Key Laboratory of Industrial Biotechnology, Ministry of Education, School of Biotechnology, Jiangnan University, Wuxi, People's Republic of China.
Bioprocess Biosyst Eng. 2012 Sep;35(7):1125-36. doi: 10.1007/s00449-012-0697-1. Epub 2012 Feb 15.

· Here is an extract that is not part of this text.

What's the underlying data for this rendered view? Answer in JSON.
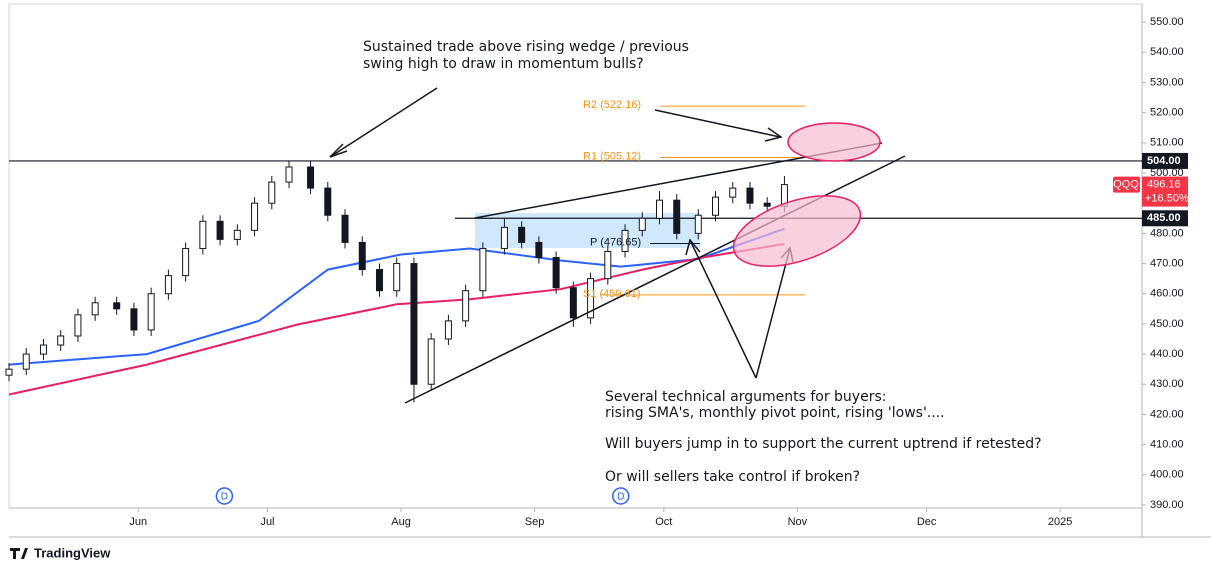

The production of porcine interferon-α (pIFN-α) by Pichia pastoris was largely enhanced when adopting sorbitol/methanol co-feeding induction strategy at 30 °C in a 10-L fermentor. Analysis of energy regeneration pattern and carbon metabolism revealed that major energy metabolism energizing pIFN-α synthesis shifted from formaldehyde dissimilatory energy metabolism pathway to TCA cycle under the methanol/sorbitol co-feeding induction strategy. The sorbitol/methanol co-feeding induction strategy weakened formaldehyde dissimilatory pathway and repressed the accumulation of toxic metabolite-formaldehyde, reduced theoretical oxygen consumption rate and oxygen supply requirement, and increased energy/methanol utilization efficiency so that more methanol could be effectively used for pIFN-α synthesis. As a result, pIFN-α antiviral activity reached a highest level of 1.8 × 10(7) IU/mL which was about 10- to 200-folds of those obtained under pure methanol induction at 20 and 30 °C, respectively.
当在 10 升发酵罐中于 30°C 下采用山梨醇/甲醇共补料诱导策略时,毕赤酵母生产猪干扰素-α(pIFN-α)的产量大大提高。能量再生模式和碳代谢分析表明,在甲醇/山梨醇共补料诱导策略下,为 pIFN-α 合成提供动力的主要能量代谢从甲醛异化能量代谢途径转移到 TCA 循环。山梨醇/甲醇共补料诱导策略削弱了甲醛异化途径,抑制了有毒代谢物甲醛的积累,降低了理论耗氧率和供氧需求,提高了能量/甲醇利用效率,从而可以更有效地利用甲醇用于 pIFN-α 的合成。结果,pIFN-α 的抗病毒活性达到了 1.8×10(7)IU/mL 的最高水平,分别比在 20 和 30°C 下纯甲醇诱导时获得的水平高出 10-200 倍。